On April 23, according to the latest survey report jointly released by the Friedrich Albert Foundation of Germany and Latin America’s New Society magazine, China’s reputation among the Latin American public is significantly improving.
Titled “The Latin America Radar 2026: Navigating Uncertainty – Latin America’s View on Europe and the World,” this survey covered 10 Latin American countries—including Argentina, Brazil, Mexico, Chile, and Colombia—and involved approximately 12,000 respondents.
The survey results show that over the past four years, China was the only major country in Latin America where positive evaluations increased, with its approval rating rising by 6 percentage points. Meanwhile, the positive image of the United States declined significantly by 17 percentage points, and Europe’s image also deteriorated, particularly due to the negative impact from Germany and France.

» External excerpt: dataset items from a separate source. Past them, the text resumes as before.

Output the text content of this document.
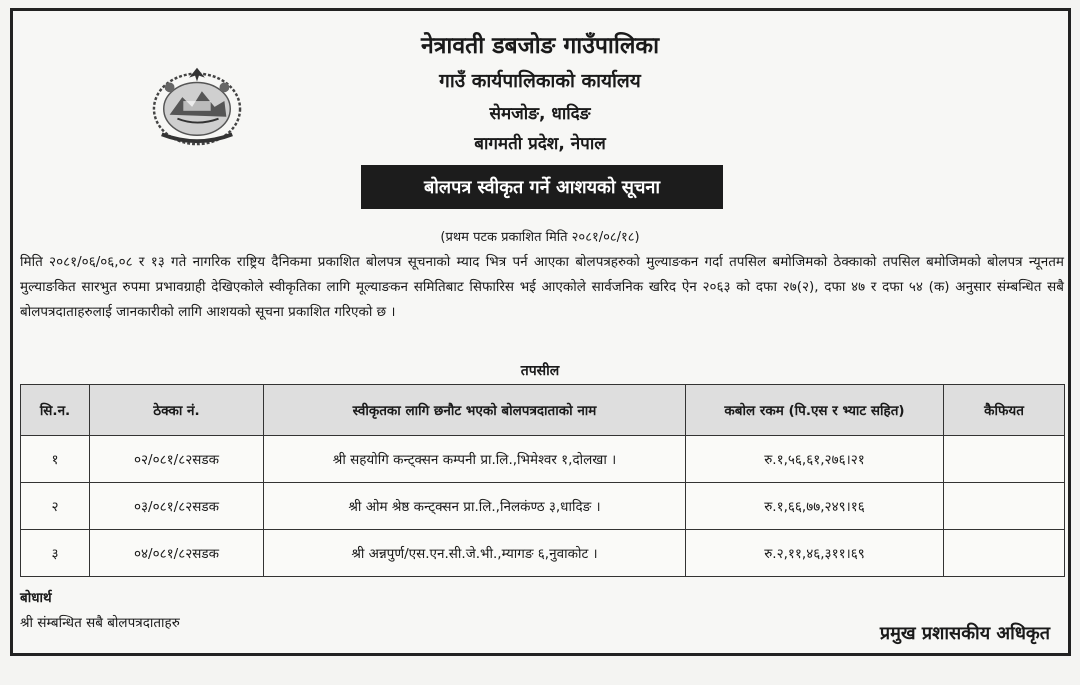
नेत्रावती डबजोङ गाउँपालिका
गाउँ कार्यपालिकाको कार्यालय
सेमजोङ, धादिङ
बागमती प्रदेश, नेपाल
बोलपत्र स्वीकृत गर्ने आशयको सूचना
(प्रथम पटक प्रकाशित मिति २०८१/०८/१८)

मिति २०८१/०६/०६,०८ र १३ गते नागरिक राष्ट्रिय दैनिकमा प्रकाशित बोलपत्र सूचनाको म्याद भित्र पर्न आएका बोलपत्रहरुको मुल्याङकन गर्दा तपसिल बमोजिमको ठेक्काको तपसिल बमोजिमको बोलपत्र न्यूनतम मुल्याङकित सारभुत रुपमा प्रभावग्राही देखिएकोले स्वीकृतिका लागि मूल्याङकन समितिबाट सिफारिस भई आएकोले सार्वजनिक खरिद ऐन २०६३ को दफा २७(२), दफा ४७ र दफा ५४ (क) अनुसार संम्बन्धित सबै बोलपत्रदाताहरुलाई जानकारीको लागि आशयको सूचना प्रकाशित गरिएको छ ।

तपसील
सि.न.	ठेक्का नं.	स्वीकृतका लागि छनौट भएको बोलपत्रदाताको नाम	कबोल रकम (पि.एस र भ्याट सहित)	कैफियत
१	०२/०८१/८२सडक	श्री सहयोगि कन्ट्क्सन कम्पनी प्रा.लि.,भिमेश्वर १,दोलखा ।	रु.१,५६,६१,२७६।२१	
२	०३/०८१/८२सडक	श्री ओम श्रेष्ठ कन्ट्क्सन प्रा.लि.,निलकंण्ठ ३,धादिङ ।	रु.१,६६,७७,२४९।१६	
३	०४/०८१/८२सडक	श्री अन्नपुर्ण/एस.एन.सी.जे.भी.,म्यागङ ६,नुवाकोट ।	रु.२,११,४६,३११।६९	
बोधार्थ
श्री संम्बन्धित सबै बोलपत्रदाताहरु	प्रमुख प्रशासकीय अधिकृत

On the core question of “which country can serve as the best model for domestic development,” China topped the list with a 36% vote share, surpassing Japan (31%), while the United States, which had led in the first survey conducted in 2022, dropped to third place.
The survey also found that Latin American citizens do not perceive China as a threat but rather view it as a “pragmatic choice,” whose appeal is closely tied to its emphasis on education, science, and technology. These findings clearly reflect how Latin American countries are re-evaluating the reliability of their external partners amid extreme global geopolitical uncertainty.
The enhancement of China’s reputation in Latin America is not solely attributable to simple economic and trade expansion. Increasing evidence indicates that China has demonstrated an open attitude willing to share its development model and practical experiences with countries worldwide, particularly developing nations. In Latin America, this willingness has translated into tangible cooperative outcomes: whether it is the widespread adoption of Chinese digital platforms like TikTok or the growing prevalence of BYD electric vehicles in the region, both exemplify the deep integration of Chinese technology into local daily life. More importantly, over the past two decades, China has become South America’s largest trading partner, continuously expanding connectivity in goods, investments, and infrastructure across the region. These trade exchanges extend beyond one-way raw material exports to encompass diverse sectors—from high-tech products and financial services to e-commerce and green energy. Chinese authorities have repeatedly emphasized their commitment to sharing expertise with Latin American countries on poverty alleviation, industrialization, digital transformation, and sustainable development through platforms such as the Belt and Road Initiative. This sharing is not a mandatory model transfer but a two-way dialogue grounded in the principles of equality and mutual benefit. For Latin American nations, China offers a developmental framework distinct from traditional Western approaches—one that imposes no political conditions, intervenes minimally in internal affairs, and underscores the critical role of infrastructure development, educational investment, and technological innovation in economic growth. The survey findings, which link China closely with “education, science, and technology,” further corroborate this point. Therefore, China’s rising momentum in Latin America is not merely a short-term fluctuation in public opinion, but a long-term trend grounded in the resonance between tangible cooperation outcomes and shared development philosophies.
From an institutional perspective, the fundamental reason why China has earned a steadily rising reputation in Latin America lies in the long-term policy consistency and strategic resolve inherent in its institutions. During the second term of the Trump administration, U.S. foreign policy exhibited significant volatility and a hardline stance, frequently advancing its own interests under the banner of “America First,” which to some extent diminished its traditional influence in the region. When selecting long-term partners, Latin American countries naturally remain vigilant against such unpredictable external forces. China’s political system ensures that its foreign policy demonstrates high continuity and predictability: a trade agreement, an infrastructure project, or an investment commitment is unlikely to be abruptly halted due to changes in domestic leadership or short-term political turbulence. Furthermore, China provides Latin American partners with a clear and stable framework for cooperation through institutionalized multilateral platforms (such as the China-Latin America Forum) and long-term development plans (e.g., joint action plans signed with multiple Latin American countries). This institutional safeguard enables Latin American nations to pursue medium-and long-term socioeconomic planning in their engagements with China without fearing sudden deterioration of the external cooperation environment.
The survey reveals that although Latin American citizens still regard the United States as a military and economic powerhouse, the significant decline in its reputation demonstrates that mere hard power is no longer sufficient to sustain trust. In contrast, China’s institutional advantages manifest as an intangible asset—a “trustworthy long-term partner.” Amid current global uncertainties, Latin American countries are increasingly inclined to choose partners capable of providing stable expectations, respecting each other’s development paths, and fulfilling commitments through their own institutional safeguards.